Session 3, Precision Medicine, examined how care targeted at the individual can hold down costs while improving quality. This includes matching the right drug to the right patient, and genetic testing is a tool for doing that. But ordering the wrong test can be as harmful as no testing. That’s where genetic counselors can help. Karen Lewis, MS, MM, CGC, a medical policy and technology administrator and genetic counselor at Priority Health of Michigan, discussed the challenges and opportunities for genetic counseling and testing in oncology.
Done well, genetic counseling and testing fulfills the mission of the triple aim: better care, better population health, and lower costs. But doing it well requires understanding what tests should and should not be done, for cost and other reasons. Karen Lewis, MS, MM, CGC, began by noting that while genetic tests can be expensive, their costs are miniscule when compared with giving cancer patients a $10,000-a-month therapy that will not work.
Payers who seek help from genetic counselors must realize that the field of certified counselors is fairly small—there are only about 3000 in the United States and only 25 training programs. Payers should look for candidates with a master’s degree and board certification from the American Board of Genetic Counseling.
To deal with the rising need for its services, Lewis said, “The field has transformed itself from a face-to-face, brick-and-mortar type of service to a telephonic, telemedicine-based service.” Counselors themselves have studied whether this approach meets patient needs, “and they have seen some very positive outcomes.”
At its heart, Lewis said, “Genetic counseling is a communication process.” It combines the hard science of looking at test results and data with the social science of working with patients and families, and educating the family about what results mean.
So what is the role of a genetic counselor at a health plan? Lewis works with medical directors, developing policies on counseling and testing, reviewing requests for tests to ensure they make sense, and hearing grievances, which, ironically, is one of the best parts of her job. “It’s those outlier cases that bring to our attention things we might have missed during the normal processing,” she said. Change comes from those outliers, she said.

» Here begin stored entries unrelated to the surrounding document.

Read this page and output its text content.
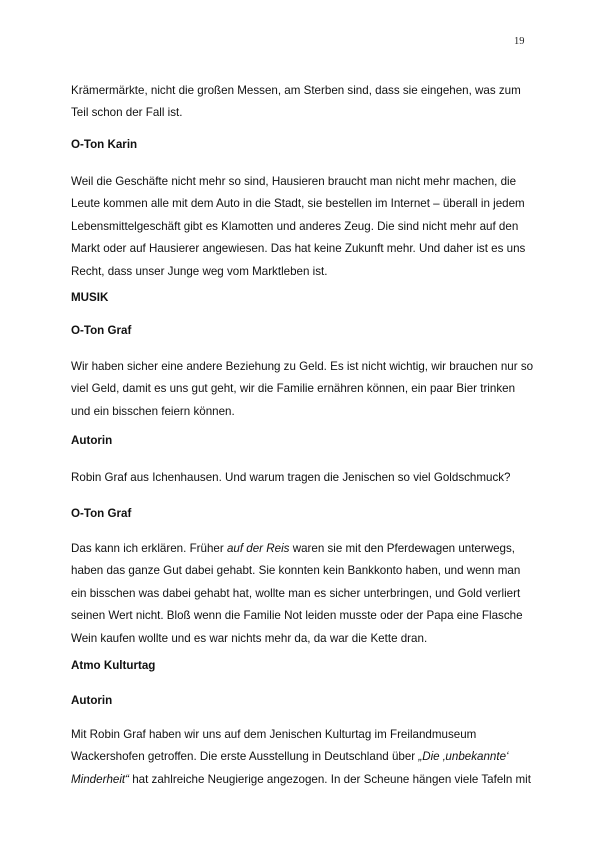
19
Krämermärkte, nicht die großen Messen, am Sterben sind, dass sie eingehen, was zum
Teil schon der Fall ist.
O-Ton Karin
Weil die Geschäfte nicht mehr so sind, Hausieren braucht man nicht mehr machen, die
Leute kommen alle mit dem Auto in die Stadt, sie bestellen im Internet – überall in jedem
Lebensmittelgeschäft gibt es Klamotten und anderes Zeug. Die sind nicht mehr auf den
Markt oder auf Hausierer angewiesen. Das hat keine Zukunft mehr. Und daher ist es uns
Recht, dass unser Junge weg vom Marktleben ist.
MUSIK
O-Ton Graf
Wir haben sicher eine andere Beziehung zu Geld. Es ist nicht wichtig, wir brauchen nur so
viel Geld, damit es uns gut geht, wir die Familie ernähren können, ein paar Bier trinken
und ein bisschen feiern können.
Autorin
Robin Graf aus Ichenhausen. Und warum tragen die Jenischen so viel Goldschmuck?
O-Ton Graf
Das kann ich erklären. Früher auf der Reis waren sie mit den Pferdewagen unterwegs,
haben das ganze Gut dabei gehabt. Sie konnten kein Bankkonto haben, und wenn man
ein bisschen was dabei gehabt hat, wollte man es sicher unterbringen, und Gold verliert
seinen Wert nicht. Bloß wenn die Familie Not leiden musste oder der Papa eine Flasche
Wein kaufen wollte und es war nichts mehr da, da war die Kette dran.
Atmo Kulturtag
Autorin
Mit Robin Graf haben wir uns auf dem Jenischen Kulturtag im Freilandmuseum
Wackershofen getroffen. Die erste Ausstellung in Deutschland über „Die ‚unbekannte‘
Minderheit“ hat zahlreiche Neugierige angezogen. In der Scheune hängen viele Tafeln mit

Genetic counselors can help a health plan bring order to a realm where tremendous opportunities for profit can lead to poor, uninformed choices by doctors and patients—especially as testing
incidents make their way into the media. Lewis was a counselor for 15 years before joining Priority Health, and she is alarmed when she sees the names of labs popping up that she’s never heard of. “It’s frightening—it’s important to choose a lab where you know you’re going to get a result that’s clinically valid.”

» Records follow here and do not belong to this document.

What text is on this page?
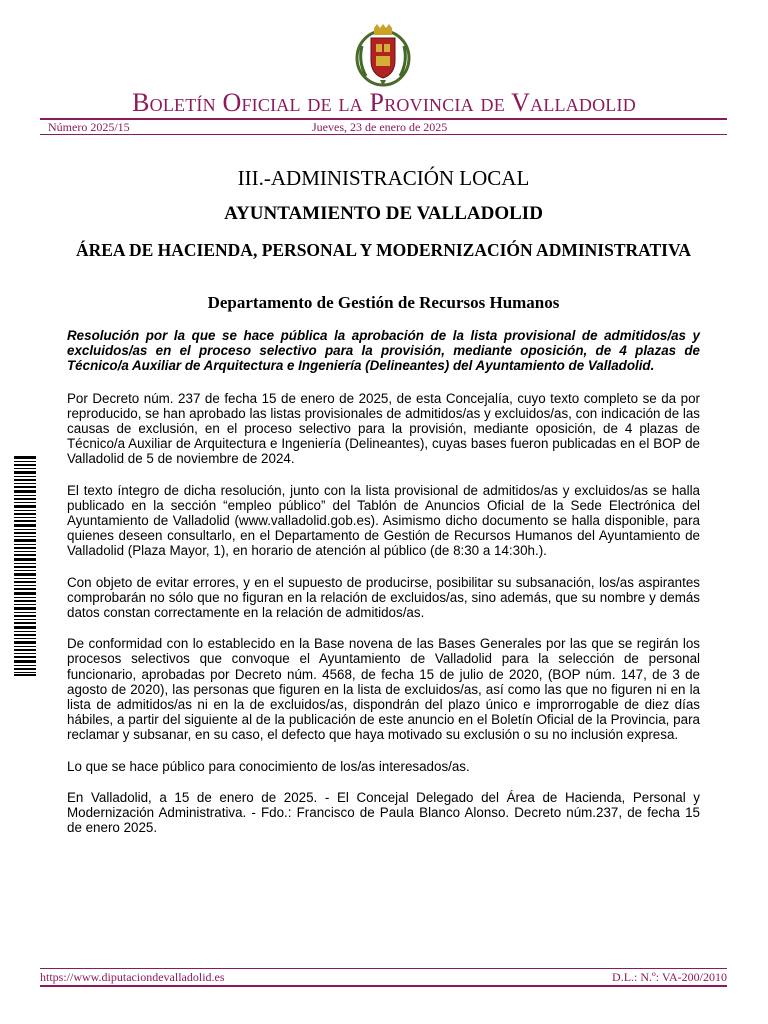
Boletín Oficial de la Provincia de Valladolid
Número 2025/15	Jueves, 23 de enero de 2025
III.-ADMINISTRACIÓN LOCAL
AYUNTAMIENTO DE VALLADOLID
ÁREA DE HACIENDA, PERSONAL Y MODERNIZACIÓN ADMINISTRATIVA
Departamento de Gestión de Recursos Humanos

Resolución por la que se hace pública la aprobación de la lista provisional de admitidos/as y excluidos/as en el proceso selectivo para la provisión, mediante oposición, de 4 plazas de Técnico/a Auxiliar de Arquitectura e Ingeniería (Delineantes) del Ayuntamiento de Valladolid.

Por Decreto núm. 237 de fecha 15 de enero de 2025, de esta Concejalía, cuyo texto completo se da por reproducido, se han aprobado las listas provisionales de admitidos/as y excluidos/as, con indicación de las causas de exclusión, en el proceso selectivo para la provisión, mediante oposición, de 4 plazas de Técnico/a Auxiliar de Arquitectura e Ingeniería (Delineantes), cuyas bases fueron publicadas en el BOP de Valladolid de 5 de noviembre de 2024.

El texto íntegro de dicha resolución, junto con la lista provisional de admitidos/as y excluidos/as se halla publicado en la sección “empleo público” del Tablón de Anuncios Oficial de la Sede Electrónica del Ayuntamiento de Valladolid (www.valladolid.gob.es). Asimismo dicho documento se halla disponible, para quienes deseen consultarlo, en el Departamento de Gestión de Recursos Humanos del Ayuntamiento de Valladolid (Plaza Mayor, 1), en horario de atención al público (de 8:30 a 14:30h.).

Con objeto de evitar errores, y en el supuesto de producirse, posibilitar su subsanación, los/as aspirantes comprobarán no sólo que no figuran en la relación de excluidos/as, sino además, que su nombre y demás datos constan correctamente en la relación de admitidos/as.

De conformidad con lo establecido en la Base novena de las Bases Generales por las que se regirán los procesos selectivos que convoque el Ayuntamiento de Valladolid para la selección de personal funcionario, aprobadas por Decreto núm. 4568, de fecha 15 de julio de 2020, (BOP núm. 147, de 3 de agosto de 2020), las personas que figuren en la lista de excluidos/as, así como las que no figuren ni en la lista de admitidos/as ni en la de excluidos/as, dispondrán del plazo único e improrrogable de diez días hábiles, a partir del siguiente al de la publicación de este anuncio en el Boletín Oficial de la Provincia, para reclamar y subsanar, en su caso, el defecto que haya motivado su exclusión o su no inclusión expresa.

Lo que se hace público para conocimiento de los/as interesados/as.

En Valladolid, a 15 de enero de 2025. - El Concejal Delegado del Área de Hacienda, Personal y Modernización Administrativa. - Fdo.: Francisco de Paula Blanco Alonso. Decreto núm.237, de fecha 15 de enero 2025.

https://www.diputaciondevalladolid.es	D.L.: N.º: VA-200/2010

“The time has passed when we can just order from the most convenient lab,” she said later. “We need high-quality labs, but we also need the best price and high quality together.”
Inundated by heavy marketing, patients often demand the wrong test, or use home test kits that produce results they cannot interpret. “A mutation does not always necessarily lead to cancer, and we need to consider what else is going on,” she said. That’s why insurers are moving toward controlling when tests are ordered and encouraging counseling. Despite what some may think, the family practitioner may be ill equipped to order, much less interpret, genetic testresults (Table).
Data show high incidence of the wrong test being ordered, or of full tests being ordered even after a mutation has already been identified in the family. “Seventy-two percent of non-genetics-trained MDs rate themselves as having fair to poor knowledge regarding genetics,” Lewis said.
EBO
Top issues for payers, she said, include informed consent, transparency, and better coding. And ensuring access. “You’re going to have to partner, most likely, with a telephonic genetic service to get full coverage.”